First, let's realize that building Holocaust museums is playing defense, not offense. Creating an institution whose purpose is to teach visitors not to side with tyrants and persecute strangers is a wonderful ideal, but I think we can do more. I think we can teach them about Jewish suffering in particular and explore the ways that Jewish persecution and murder is totally different from that of others, as is the case at Israel's Yad Vashem.
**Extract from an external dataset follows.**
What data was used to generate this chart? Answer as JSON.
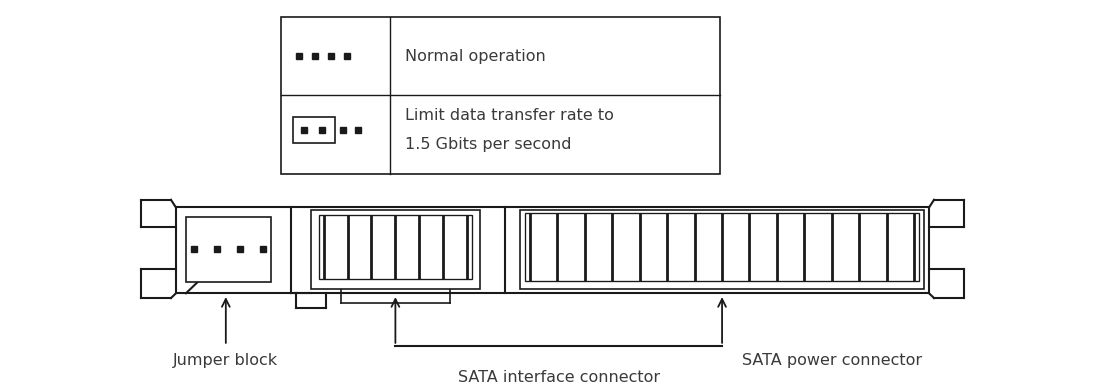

Second, focus on the future and project strength, not weakness. As a Jewish journalist, I read nearly everything that affects the Jewish community and Israel. And over the past few years I have begun to feel that the communal obsession with the Holocaust is sending the wrong message to the world. It sends a message of weakness and not strength. It tells people that we are still licking our wounds, while our real strength lies in the incredible communities we have built after the war, communities that couldn't have been built without the enormous contributions of survivors. Ironically, the survivors have taught us a valuable lesson about how to live by moving forward with their lives. While we must remember, we should also heed their lesson by building Jewish life.

While we must remember, we should also heed the survivors' lesson by building Jewish life.

So what should we do? I believe there's only one answer. As much as trips to Israel might help build identity among American youth and cultural programming may convince them that being Jewish is "cool," a comprehensive Jewish education is the ultimate solution. Studies show that Jewish kids with a day school education are likely to affiliate with their community over a lifetime and in-marry -- at a rate above 90 percent. If we want to invest in our community, let's play offense. We need to build Jewish day schools and make them a top communal priority. Give Jewish kids a reason to be Jewish and we won't have to convince them to be Jewish later on.

Finally, let's consider not only the survivors but the 6 million martyrs who were murdered in the most heinous event in human history. What would my grandfather and other martyrs of the Holocaust have preferred: a monument to their suffering, or the knowledge that their children and grandchildren were living full, rich, prosperous Jewish lives?